Strategic Significance of the Market Window
For Chinese companies, the current market opportunity has dual value. On one hand, global supply shortages have reduced customers' sensitivity to technological gaps, creating market space for relatively less advanced products. On the other hand, the sustained high-price environment provides ample profit margins for Chinese companies to support investment in R&D.
Kwon warns that if the supply shortage continues until the first half of 2027 or later, it actually gives Chinese manufacturers more time to acquire technical expertise. The real risk for Korean companies is that if they fail to convert current windfall profits into higher technological barriers, once the market cools down, Chinese competitors may erode their advantages.

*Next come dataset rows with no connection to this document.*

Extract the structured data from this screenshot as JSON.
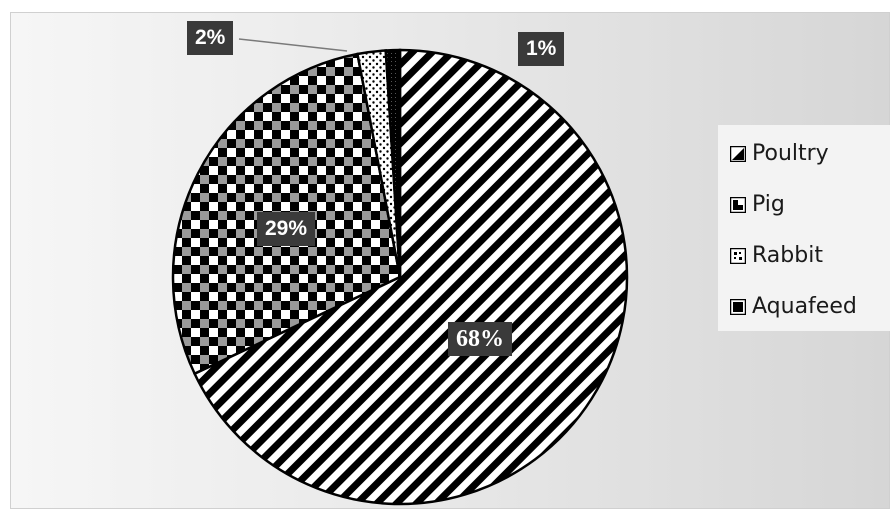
{
  "chart_data": {
    "type": "pie",
    "title": "",
    "categories": [
      "Poultry",
      "Pig",
      "Rabbit",
      "Aquafeed"
    ],
    "values": [
      68,
      29,
      2,
      1
    ],
    "labels": [
      "68%",
      "29%",
      "2%",
      "1%"
    ],
    "legend_position": "right",
    "start_clockwise_from_top": true
  },
  "legend": {
    "items": [
      {
        "label": "Poultry",
        "pattern": "diagonal-stripes"
      },
      {
        "label": "Pig",
        "pattern": "checkerboard"
      },
      {
        "label": "Rabbit",
        "pattern": "dots"
      },
      {
        "label": "Aquafeed",
        "pattern": "solid-black"
      }
    ]
  },
  "colors": {
    "label_background": "#3a3a3a",
    "label_text": "#ffffff",
    "stroke": "#000000"
  }
}
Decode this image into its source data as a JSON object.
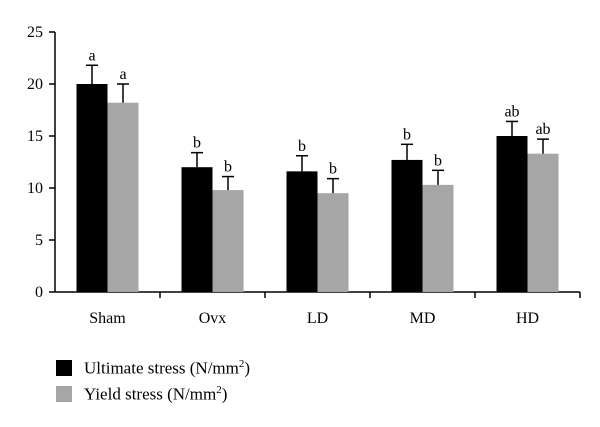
{
  "chart_data": {
    "type": "bar",
    "categories": [
      "Sham",
      "Ovx",
      "LD",
      "MD",
      "HD"
    ],
    "ylim": [
      0,
      25
    ],
    "yticks": [
      0,
      5,
      10,
      15,
      20,
      25
    ],
    "grid": false,
    "legend_position": "bottom-left",
    "series": [
      {
        "name": "Ultimate stress (N/mm²)",
        "color": "#000000",
        "values": [
          20.0,
          12.0,
          11.6,
          12.7,
          15.0
        ],
        "errors": [
          1.8,
          1.4,
          1.5,
          1.5,
          1.4
        ],
        "labels": [
          "a",
          "b",
          "b",
          "b",
          "ab"
        ]
      },
      {
        "name": "Yield stress (N/mm²)",
        "color": "#a6a6a6",
        "values": [
          18.2,
          9.8,
          9.5,
          10.3,
          13.3
        ],
        "errors": [
          1.8,
          1.3,
          1.4,
          1.4,
          1.4
        ],
        "labels": [
          "a",
          "b",
          "b",
          "b",
          "ab"
        ]
      }
    ]
  },
  "legend": {
    "items": [
      {
        "text": "Ultimate stress (N/mm",
        "sup": "2",
        "close": ")",
        "color": "#000000"
      },
      {
        "text": "Yield stress (N/mm",
        "sup": "2",
        "close": ")",
        "color": "#a6a6a6"
      }
    ]
  }
}
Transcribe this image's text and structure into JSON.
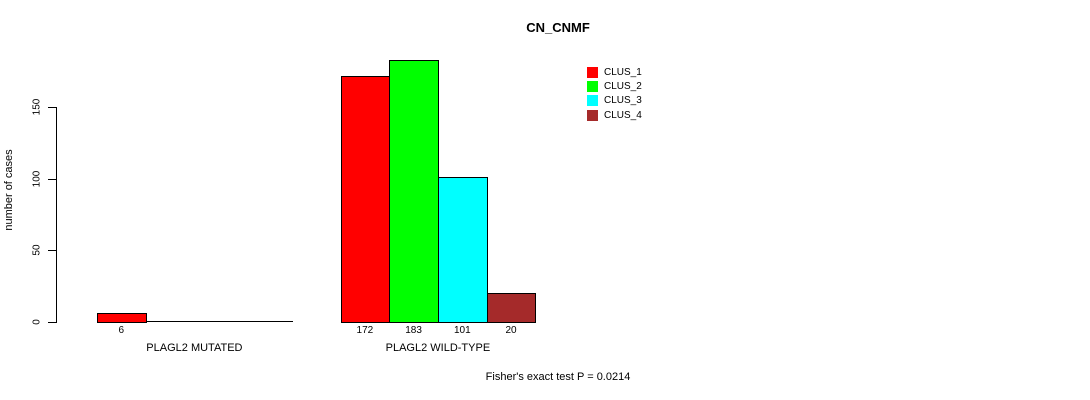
{
  "chart_data": {
    "type": "bar",
    "title": "CN_CNMF",
    "ylabel": "number of cases",
    "xlabel": "",
    "yticks": [
      0,
      50,
      100,
      150
    ],
    "ylim": [
      0,
      190
    ],
    "grid": false,
    "legend_position": "top-right",
    "categories": [
      "PLAGL2 MUTATED",
      "PLAGL2 WILD-TYPE"
    ],
    "series": [
      {
        "name": "CLUS_1",
        "color": "#FF0000",
        "values": [
          6,
          172
        ]
      },
      {
        "name": "CLUS_2",
        "color": "#00FF00",
        "values": [
          0,
          183
        ]
      },
      {
        "name": "CLUS_3",
        "color": "#00FFFF",
        "values": [
          0,
          101
        ]
      },
      {
        "name": "CLUS_4",
        "color": "#A52A2A",
        "values": [
          0,
          20
        ]
      }
    ],
    "bar_value_labels": [
      [
        "6",
        "",
        "",
        ""
      ],
      [
        "172",
        "183",
        "101",
        "20"
      ]
    ],
    "footnote": "Fisher's exact test P = 0.0214",
    "bar_border_color": "#000000",
    "text_color": "#000000",
    "background_color": "#FFFFFF"
  }
}
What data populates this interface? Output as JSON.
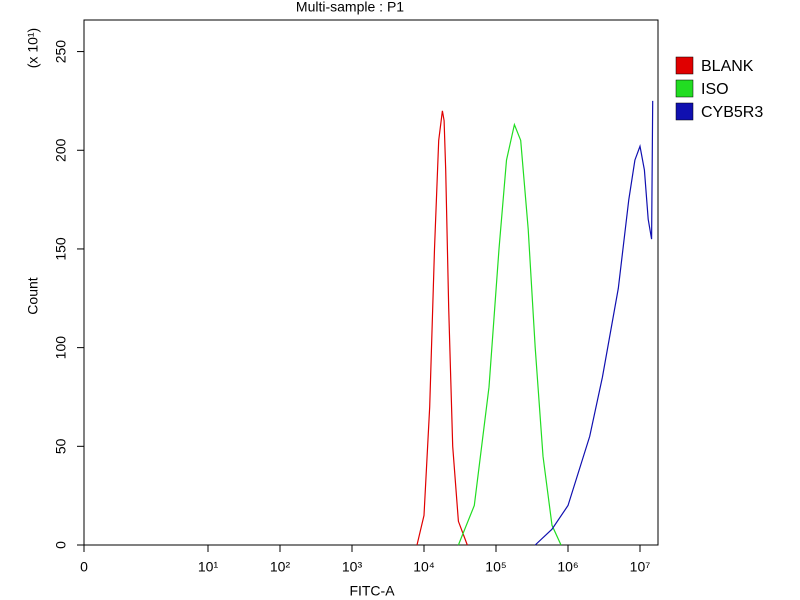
{
  "chart_data": {
    "type": "line",
    "title": "Multi-sample : P1",
    "xlabel": "FITC-A",
    "ylabel": "Count",
    "y_multiplier": "(x 10¹)",
    "xscale": "log",
    "xlim": [
      0,
      15000000
    ],
    "xticks": [
      0,
      {
        "value": 10,
        "label": "10¹"
      },
      {
        "value": 100,
        "label": "10²"
      },
      {
        "value": 1000,
        "label": "10³"
      },
      {
        "value": 10000,
        "label": "10⁴"
      },
      {
        "value": 100000,
        "label": "10⁵"
      },
      {
        "value": 1000000,
        "label": "10⁶"
      },
      {
        "value": 10000000,
        "label": "10⁷"
      }
    ],
    "ylim": [
      0,
      266
    ],
    "yticks": [
      0,
      50,
      100,
      150,
      200,
      250
    ],
    "legend": "right",
    "series": [
      {
        "name": "BLANK",
        "color": "#e00000",
        "x": [
          8000,
          10000,
          12000,
          14000,
          16000,
          18000,
          19000,
          20000,
          22000,
          25000,
          30000,
          40000
        ],
        "values": [
          0,
          15,
          70,
          150,
          205,
          220,
          215,
          190,
          120,
          50,
          12,
          0
        ]
      },
      {
        "name": "ISO",
        "color": "#22dd22",
        "x": [
          30000,
          50000,
          80000,
          110000,
          140000,
          180000,
          220000,
          280000,
          350000,
          450000,
          600000,
          800000
        ],
        "values": [
          0,
          20,
          80,
          150,
          195,
          213,
          205,
          160,
          100,
          45,
          10,
          0
        ]
      },
      {
        "name": "CYB5R3",
        "color": "#1010b0",
        "x": [
          350000,
          600000,
          1000000,
          2000000,
          3000000,
          5000000,
          7000000,
          8500000,
          10000000,
          11500000,
          13000000,
          14500000,
          15000000
        ],
        "values": [
          0,
          8,
          20,
          55,
          85,
          130,
          175,
          195,
          202,
          190,
          165,
          155,
          225
        ]
      }
    ]
  }
}
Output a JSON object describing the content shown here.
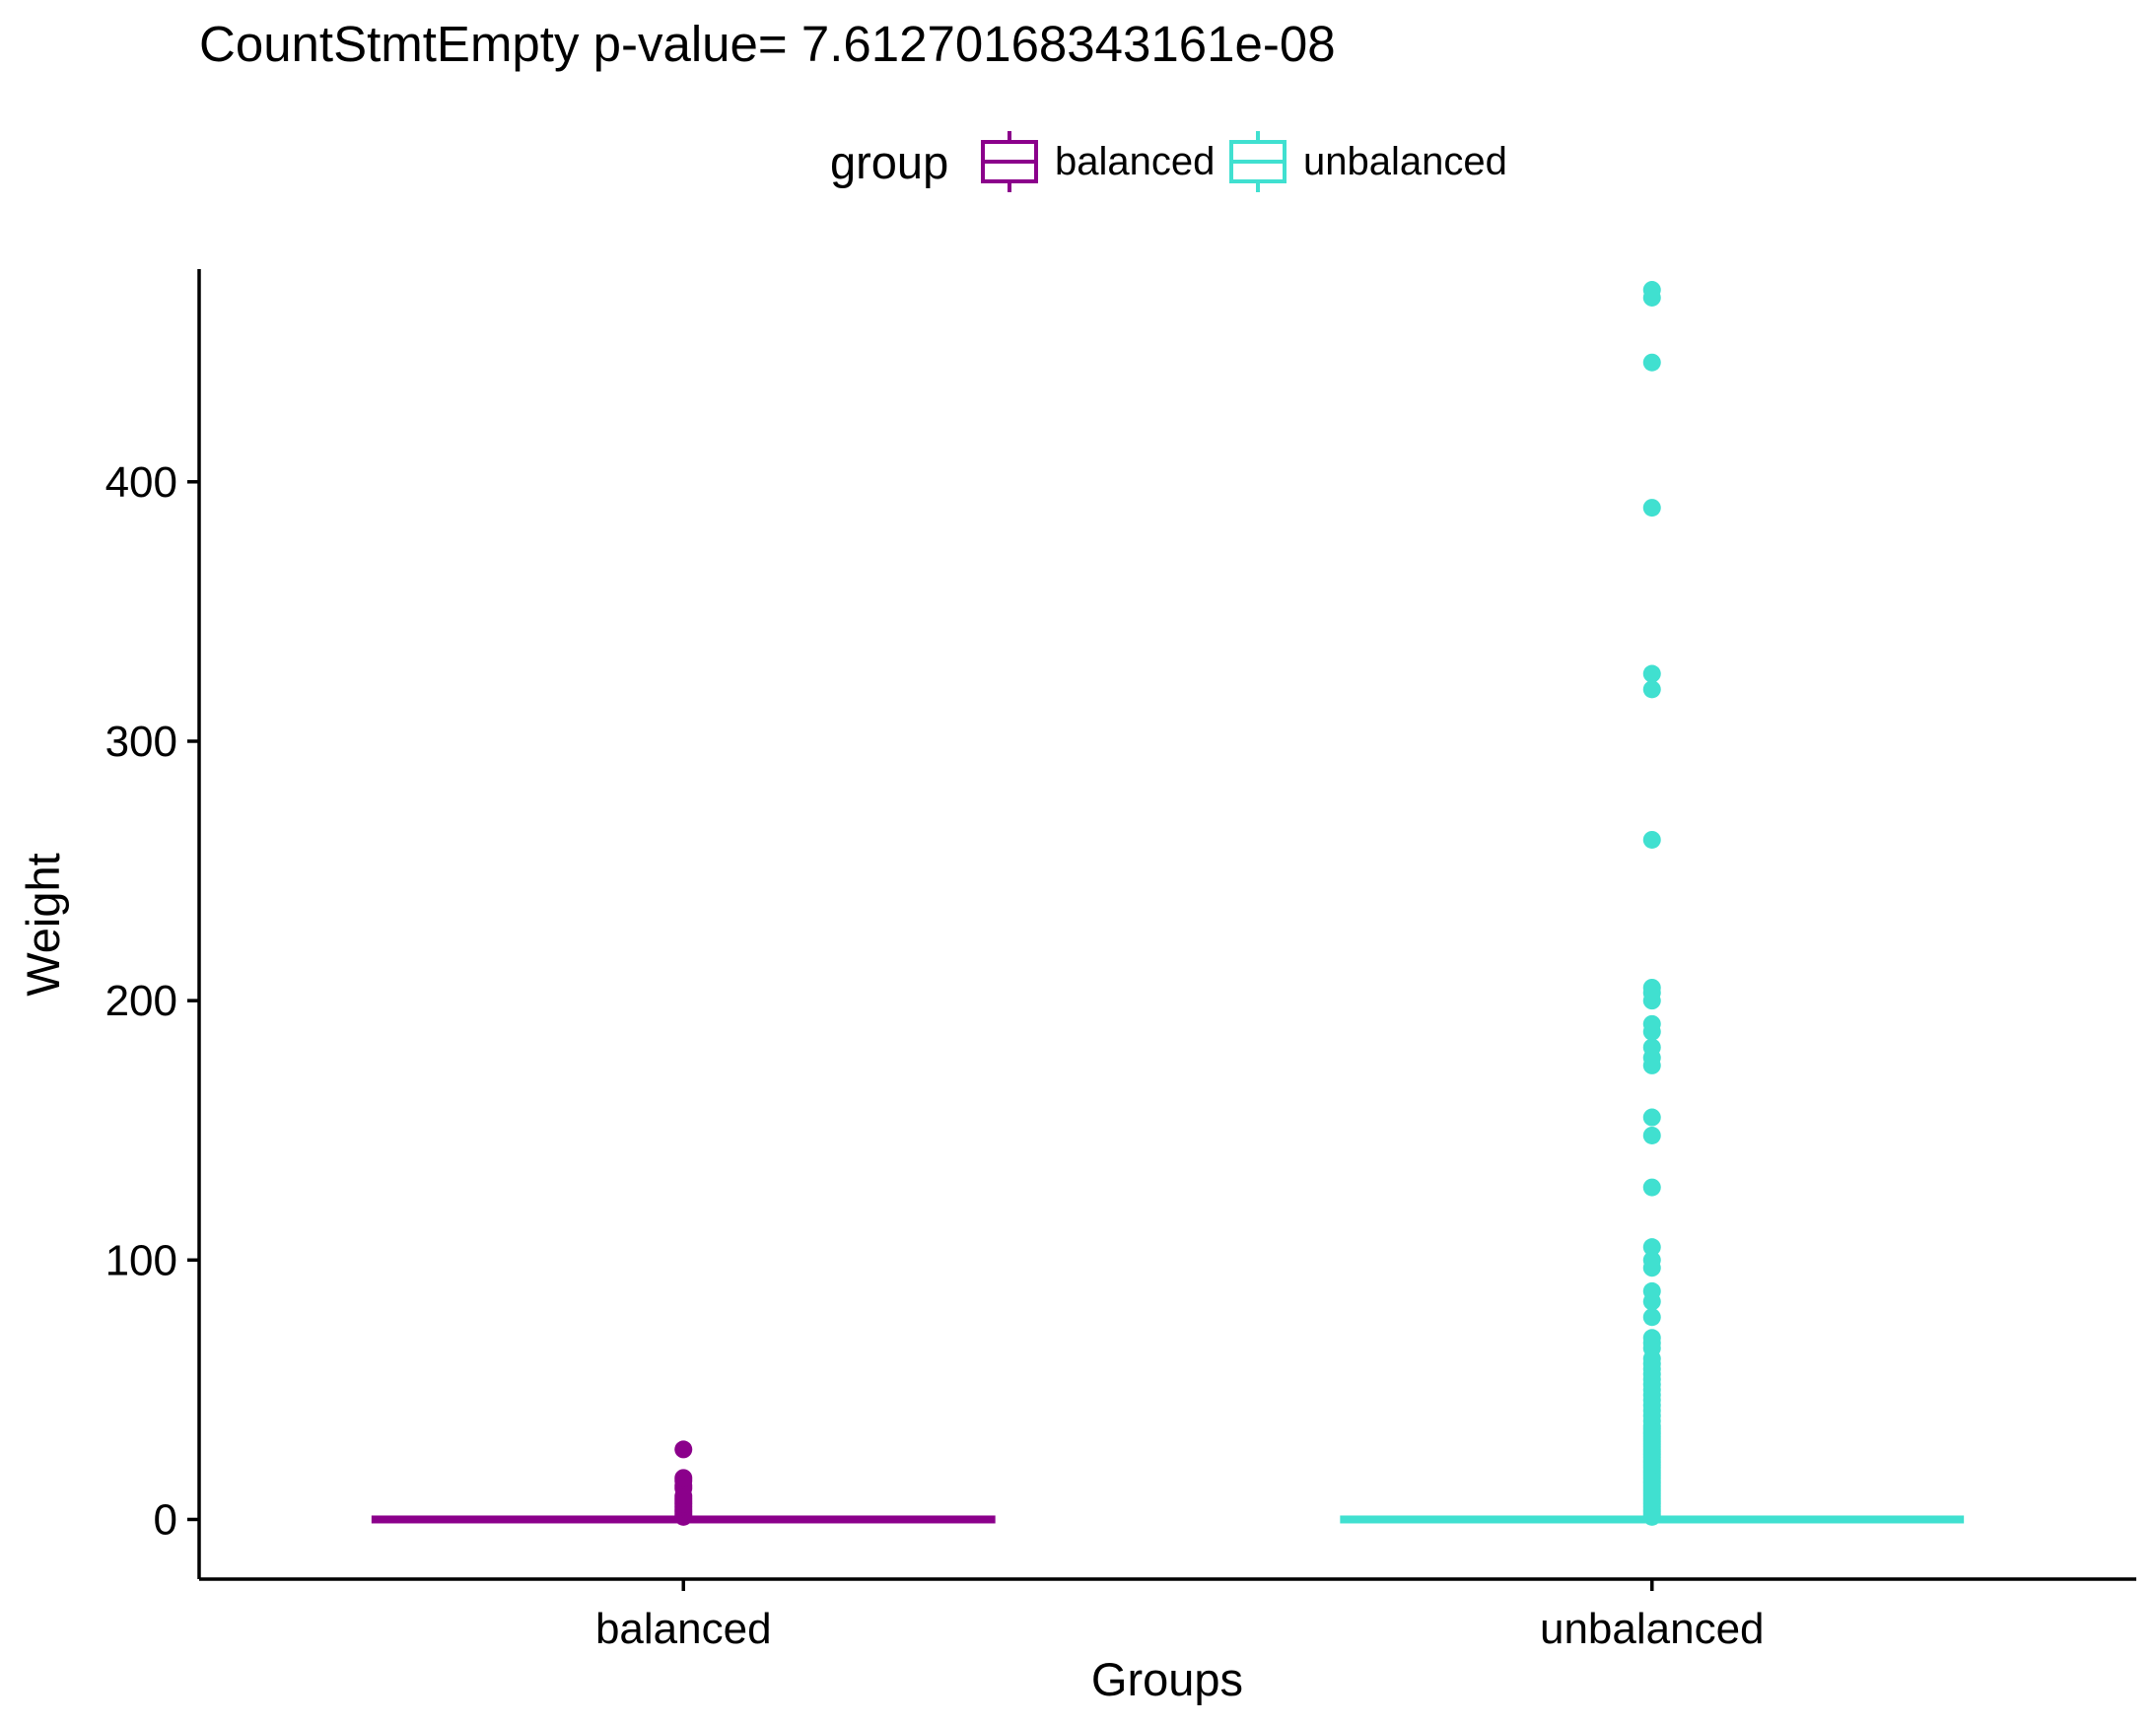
{
  "chart_data": {
    "type": "box",
    "title": "CountStmtEmpty  p-value= 7.61270168343161e-08",
    "xlabel": "Groups",
    "ylabel": "Weight",
    "ylim": [
      -23,
      482
    ],
    "y_ticks": [
      0,
      100,
      200,
      300,
      400
    ],
    "categories": [
      "balanced",
      "unbalanced"
    ],
    "legend": {
      "title": "group",
      "position": "top",
      "entries": [
        "balanced",
        "unbalanced"
      ]
    },
    "grid": false,
    "series": [
      {
        "name": "balanced",
        "color": "#8B008B",
        "box": {
          "min": 0,
          "q1": 0,
          "median": 0,
          "q3": 0,
          "max": 0
        },
        "outliers": [
          1,
          2,
          3,
          4,
          5,
          6,
          7,
          8,
          9,
          12,
          13,
          15,
          16,
          27
        ]
      },
      {
        "name": "unbalanced",
        "color": "#40E0D0",
        "box": {
          "min": 0,
          "q1": 0,
          "median": 0,
          "q3": 0,
          "max": 0
        },
        "outliers": [
          1,
          2,
          3,
          4,
          5,
          6,
          7,
          8,
          9,
          10,
          11,
          12,
          13,
          14,
          15,
          16,
          17,
          18,
          19,
          20,
          21,
          22,
          23,
          24,
          25,
          26,
          27,
          28,
          29,
          30,
          31,
          32,
          33,
          34,
          35,
          36,
          38,
          40,
          42,
          44,
          46,
          48,
          50,
          52,
          54,
          56,
          58,
          60,
          62,
          66,
          68,
          70,
          78,
          84,
          88,
          97,
          100,
          105,
          128,
          148,
          155,
          175,
          178,
          182,
          188,
          191,
          200,
          203,
          205,
          262,
          320,
          326,
          390,
          446,
          471,
          474
        ]
      }
    ]
  }
}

The Technological Watershed of the AI Era
Leading memory manufacturers must adapt to the AI era to maintain their status. The performance bottleneck for AI has shifted from core computing power to memory, and power consumption will especially determine whether memory manufacturers can enter the edge AI market. Although HBM remains the dominant technology, its structural limitations mean that alternatives will inevitably emerge.
According to Kwon, one key trend is increased use of SRAM: although it is more expensive and takes up more space, its ultra-low latency makes it more attractive for certain AI models than traditional DRAM. Future technological advancements will focus on TSV (Through-Silicon Via) density, shortening the distance between memory and the core, and developing new interconnect technologies that go beyond silicon interposers.